The oracles of God (the Scriptures) in the first century were divided into the Law (Torah), the Prophets (Nevi’im) and the Writings (Ketuvim). Although Torah referred to the first 5 books of the Bible it was used in a wider sense to include all the Scriptures. This is why Paul can quote from the Psalms and call it the Law (Romans 3:19).
In 9:4-5 Paul gives a longer list of the gifts and privileges given to Israel. They were the foundation for the blessing which would come to all nations.
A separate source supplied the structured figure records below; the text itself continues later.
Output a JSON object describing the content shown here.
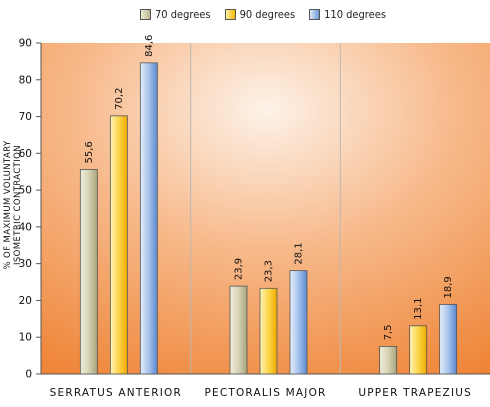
{
  "chart_data": {
    "type": "bar",
    "ylabel": "% OF MAXIMUM VOLUNTARY ISOMETRIC CONTRACTION",
    "xlabel": "",
    "ylim": [
      0,
      90
    ],
    "yticks": [
      0,
      10,
      20,
      30,
      40,
      50,
      60,
      70,
      80,
      90
    ],
    "legend_position": "top",
    "grid": false,
    "categories": [
      "SERRATUS ANTERIOR",
      "PECTORALIS MAJOR",
      "UPPER TRAPEZIUS"
    ],
    "series": [
      {
        "name": "70 degrees",
        "values": [
          55.6,
          23.9,
          7.5
        ],
        "labels": [
          "55,6",
          "23,9",
          "7,5"
        ],
        "color": "#c9c7a6"
      },
      {
        "name": "90 degrees",
        "values": [
          70.2,
          23.3,
          13.1
        ],
        "labels": [
          "70,2",
          "23,3",
          "13,1"
        ],
        "color": "#fbd24a"
      },
      {
        "name": "110 degrees",
        "values": [
          84.6,
          28.1,
          18.9
        ],
        "labels": [
          "84,6",
          "28,1",
          "18,9"
        ],
        "color": "#8fb3e6"
      }
    ]
  }
}
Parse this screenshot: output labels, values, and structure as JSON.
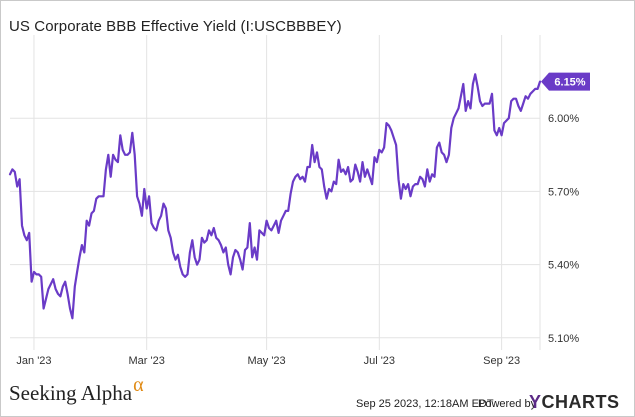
{
  "title": "US Corporate BBB Effective Yield (I:USCBBBEY)",
  "footer": {
    "logo_text": "Seeking Alpha",
    "logo_symbol": "α",
    "timestamp": "Sep 25 2023, 12:18AM EDT.",
    "powered_by": "Powered by",
    "brand_y": "Y",
    "brand_rest": "CHARTS"
  },
  "colors": {
    "line": "#6a3bc7",
    "badge": "#6a3bc7",
    "grid": "#e3e3e3"
  },
  "chart_data": {
    "type": "line",
    "title": "US Corporate BBB Effective Yield (I:USCBBBEY)",
    "xlabel": "",
    "ylabel": "",
    "ylim": [
      5.05,
      6.3
    ],
    "y_ticks": [
      5.1,
      5.4,
      5.7,
      6.0
    ],
    "y_tick_labels": [
      "5.10%",
      "5.40%",
      "5.70%",
      "6.00%"
    ],
    "x_ticks": [
      {
        "label": "Jan '23",
        "date_index": 10
      },
      {
        "label": "Mar '23",
        "date_index": 57
      },
      {
        "label": "May '23",
        "date_index": 107
      },
      {
        "label": "Jul '23",
        "date_index": 154
      },
      {
        "label": "Sep '23",
        "date_index": 205
      }
    ],
    "x_range": [
      0,
      221
    ],
    "last_value_label": "6.15%",
    "series": [
      {
        "name": "US Corporate BBB Effective Yield",
        "x": [
          0,
          1,
          2,
          3,
          4,
          5,
          6,
          7,
          8,
          9,
          10,
          11,
          12,
          13,
          14,
          15,
          16,
          17,
          18,
          19,
          20,
          21,
          22,
          23,
          24,
          25,
          26,
          27,
          28,
          29,
          30,
          31,
          32,
          33,
          34,
          35,
          36,
          37,
          38,
          39,
          40,
          41,
          42,
          43,
          44,
          45,
          46,
          47,
          48,
          49,
          50,
          51,
          52,
          53,
          54,
          55,
          56,
          57,
          58,
          59,
          60,
          61,
          62,
          63,
          64,
          65,
          66,
          67,
          68,
          69,
          70,
          71,
          72,
          73,
          74,
          75,
          76,
          77,
          78,
          79,
          80,
          81,
          82,
          83,
          84,
          85,
          86,
          87,
          88,
          89,
          90,
          91,
          92,
          93,
          94,
          95,
          96,
          97,
          98,
          99,
          100,
          101,
          102,
          103,
          104,
          105,
          106,
          107,
          108,
          109,
          110,
          111,
          112,
          113,
          114,
          115,
          116,
          117,
          118,
          119,
          120,
          121,
          122,
          123,
          124,
          125,
          126,
          127,
          128,
          129,
          130,
          131,
          132,
          133,
          134,
          135,
          136,
          137,
          138,
          139,
          140,
          141,
          142,
          143,
          144,
          145,
          146,
          147,
          148,
          149,
          150,
          151,
          152,
          153,
          154,
          155,
          156,
          157,
          158,
          159,
          160,
          161,
          162,
          163,
          164,
          165,
          166,
          167,
          168,
          169,
          170,
          171,
          172,
          173,
          174,
          175,
          176,
          177,
          178,
          179,
          180,
          181,
          182,
          183,
          184,
          185,
          186,
          187,
          188,
          189,
          190,
          191,
          192,
          193,
          194,
          195,
          196,
          197,
          198,
          199,
          200,
          201,
          202,
          203,
          204,
          205,
          206,
          207,
          208,
          209,
          210,
          211,
          212,
          213,
          214,
          215,
          216,
          217,
          218,
          219,
          220,
          221
        ],
        "values": [
          5.77,
          5.79,
          5.78,
          5.72,
          5.75,
          5.56,
          5.52,
          5.5,
          5.53,
          5.33,
          5.37,
          5.36,
          5.36,
          5.35,
          5.22,
          5.26,
          5.3,
          5.32,
          5.34,
          5.3,
          5.28,
          5.27,
          5.31,
          5.33,
          5.28,
          5.22,
          5.18,
          5.31,
          5.37,
          5.43,
          5.48,
          5.45,
          5.58,
          5.56,
          5.61,
          5.62,
          5.67,
          5.68,
          5.68,
          5.68,
          5.79,
          5.85,
          5.76,
          5.85,
          5.83,
          5.82,
          5.93,
          5.87,
          5.85,
          5.85,
          5.86,
          5.94,
          5.85,
          5.68,
          5.65,
          5.6,
          5.71,
          5.63,
          5.68,
          5.57,
          5.55,
          5.54,
          5.58,
          5.6,
          5.65,
          5.63,
          5.54,
          5.51,
          5.45,
          5.42,
          5.44,
          5.39,
          5.36,
          5.35,
          5.36,
          5.45,
          5.5,
          5.43,
          5.4,
          5.42,
          5.51,
          5.49,
          5.5,
          5.54,
          5.52,
          5.55,
          5.51,
          5.5,
          5.48,
          5.45,
          5.47,
          5.4,
          5.36,
          5.43,
          5.46,
          5.45,
          5.42,
          5.38,
          5.46,
          5.47,
          5.57,
          5.43,
          5.47,
          5.42,
          5.54,
          5.53,
          5.52,
          5.58,
          5.55,
          5.54,
          5.56,
          5.58,
          5.53,
          5.58,
          5.6,
          5.62,
          5.62,
          5.69,
          5.74,
          5.76,
          5.77,
          5.75,
          5.76,
          5.74,
          5.8,
          5.8,
          5.89,
          5.82,
          5.86,
          5.8,
          5.79,
          5.72,
          5.67,
          5.71,
          5.7,
          5.74,
          5.73,
          5.83,
          5.78,
          5.79,
          5.77,
          5.8,
          5.74,
          5.75,
          5.81,
          5.78,
          5.74,
          5.82,
          5.76,
          5.79,
          5.76,
          5.73,
          5.84,
          5.82,
          5.87,
          5.86,
          5.88,
          5.98,
          5.97,
          5.95,
          5.92,
          5.89,
          5.75,
          5.67,
          5.73,
          5.71,
          5.73,
          5.68,
          5.72,
          5.73,
          5.73,
          5.76,
          5.75,
          5.72,
          5.79,
          5.74,
          5.77,
          5.76,
          5.88,
          5.9,
          5.86,
          5.85,
          5.82,
          5.85,
          5.96,
          6.0,
          6.02,
          6.04,
          6.09,
          6.14,
          6.03,
          6.07,
          6.04,
          6.14,
          6.18,
          6.13,
          6.07,
          6.05,
          6.06,
          6.06,
          6.06,
          6.1,
          5.95,
          5.93,
          5.96,
          5.93,
          5.98,
          5.99,
          6.0,
          6.07,
          6.08,
          6.08,
          6.05,
          6.03,
          6.06,
          6.09,
          6.08,
          6.1,
          6.11,
          6.12,
          6.12,
          6.15
        ]
      }
    ]
  }
}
Although most Jews in the first century didn’t believe, God didn’t and hasn’t withdrawn His calling and gifting from his ancient people Israel.
Romans 11:28-29 As concerning the gospel, they are enemies for your sakes: but as touching the election, they are beloved for the fathers’ sakes. For the gifts and calling of God are irrevocable.
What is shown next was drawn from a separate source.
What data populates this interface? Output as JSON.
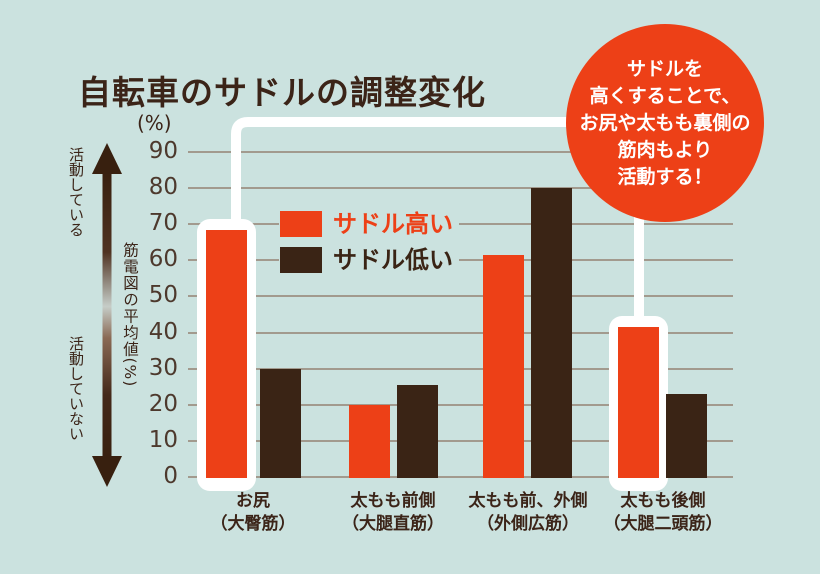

Even though Israel were/are ‘enemies’ they were/are still God’s elect. If God changed His mind about Israel what makes us think he won’t change His mind about us!
Let us look at the gifts given to Israel. 1) To whom belongs the adoption as sons: corporate Israel was elect as God’s firstborn son. Paul doesn’t say, To whom belonged but, To whom belong. 2) And the glory: the very glory and presence of God (the Shekinah) which dwelt in the tabernacle and in Solomon’s Tempe. 3) And the covenants: we tend to think of an Old and New Covenant. However there are a number of covenants in the ‘Old’ Testament, such as the covenants with Abraham, Israel at Sinai, and David. In fact, even the New Covenant is included in the ‘Old’ Testament (Jeremiah 31:31-34). Together these covenants are the vehicle by which God has revealed his plan of redemption. 4) And the giving of the law: Paul clearly understood the Law to be God given. 5) The temple service: which represented the true worship of God. 6) And the promises: the promises given to Abraham, and the prophets, concerning the coming Messiah, the outpouring of the Spirit, and the coming kingdom of God. 7) Whose are the patriarchs: Abraham, Isaac and Jacob. 8) And from whom is the Messiah according to the flesh: that is Jesus!
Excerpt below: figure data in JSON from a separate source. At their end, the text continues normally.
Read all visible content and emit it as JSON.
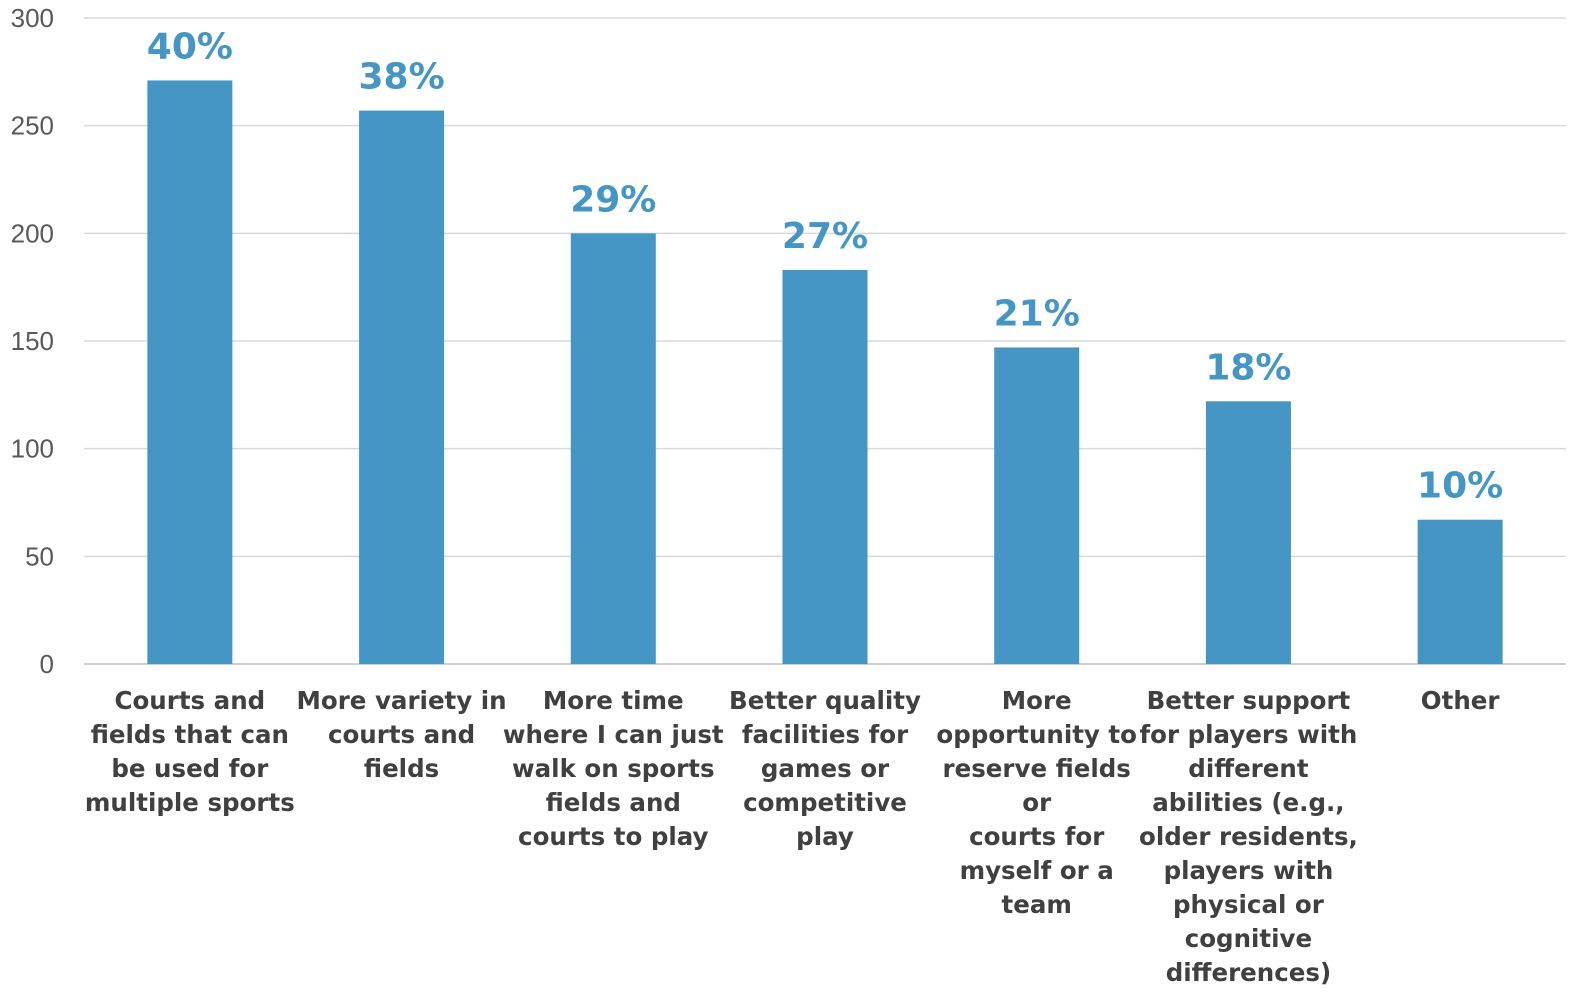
{
  "chart_data": {
    "type": "bar",
    "categories": [
      "Courts and fields that can be used for multiple sports",
      "More variety in courts and fields",
      "More time where I can just walk on sports fields and courts to play",
      "Better quality facilities for games or competitive play",
      "More opportunity to reserve fields or courts for myself or a team",
      "Better support for players with different abilities (e.g., older residents, players with physical or cognitive differences)",
      "Other"
    ],
    "category_lines": [
      "Courts and\nfields that can\nbe used for\nmultiple sports",
      "More variety in\ncourts and\nfields",
      "More time\nwhere I can just\nwalk on sports\nfields and\ncourts to play",
      "Better quality\nfacilities for\ngames or\ncompetitive\nplay",
      "More\nopportunity to\nreserve fields or\ncourts for\nmyself or a\nteam",
      "Better support\nfor players with\ndifferent\nabilities (e.g.,\nolder residents,\nplayers with\nphysical or\ncognitive\ndifferences)",
      "Other"
    ],
    "values": [
      271,
      257,
      200,
      183,
      147,
      122,
      67
    ],
    "data_labels": [
      "40%",
      "38%",
      "29%",
      "27%",
      "21%",
      "18%",
      "10%"
    ],
    "ylim": [
      0,
      300
    ],
    "yticks": [
      0,
      50,
      100,
      150,
      200,
      250,
      300
    ],
    "grid": true,
    "legend": "none",
    "bar_color": "#4596C5",
    "label_color": "#4596C5",
    "grid_color": "#D9D9D9"
  }
}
The point is that even in unbelief God did not and has not withdrawn his gifts and calling from Israel. This should encourage us that God’s plan for us depends not on us, but entirely on God’s faithfulness. Nevertheless we will miss out on God’s blessings if we turn away in unbelief. That Israel was in unbelief was a source of great grief to Paul.
Romans 9:1-3 I say the truth in Christ, I lie not, my conscience also bearing me witness in the Holy Ghost, that I have great heaviness and continual sorrow in my heart. For I could wish that myself were accursed from Christ for my brethren, my kinsmen according to the flesh.
This is similar to the way Jesus felt when he wept over the city of Jerusalem (Luke 19:41-42).
In chapter 8 Paul pointed out that there is nothing in all creation that can separate us from the love of God in Jesus. Yet a few moments later he wishes himself separated, if only it could in some way achieve salvation for his own people Israel. That is a burden for souls! Paul felt something of God’s love for Israel (Hosea 11:1-2). Unfortunately, by and large, this heart for God’s people Israel has not been shared by the church, and we can say that anti-Semitism in the church, historically and today, has been nothing but a disgrace.
But God’s love extends to the whole world (John 3:16). Do we feel something of God’s heart for loved ones, friends and neighbours? This only begins in prayer. My prayer is that at the beginning of 2017 God would work in our lives in a new and deeper way to give us a heart for prayer. I pray also that God will stir up the gifts in us, which he won’t take away(!), but can lie dormant and unused. This is vital in these days as I think it is probably not an exaggeration to say that God is preparing His people for the coming of the Lord!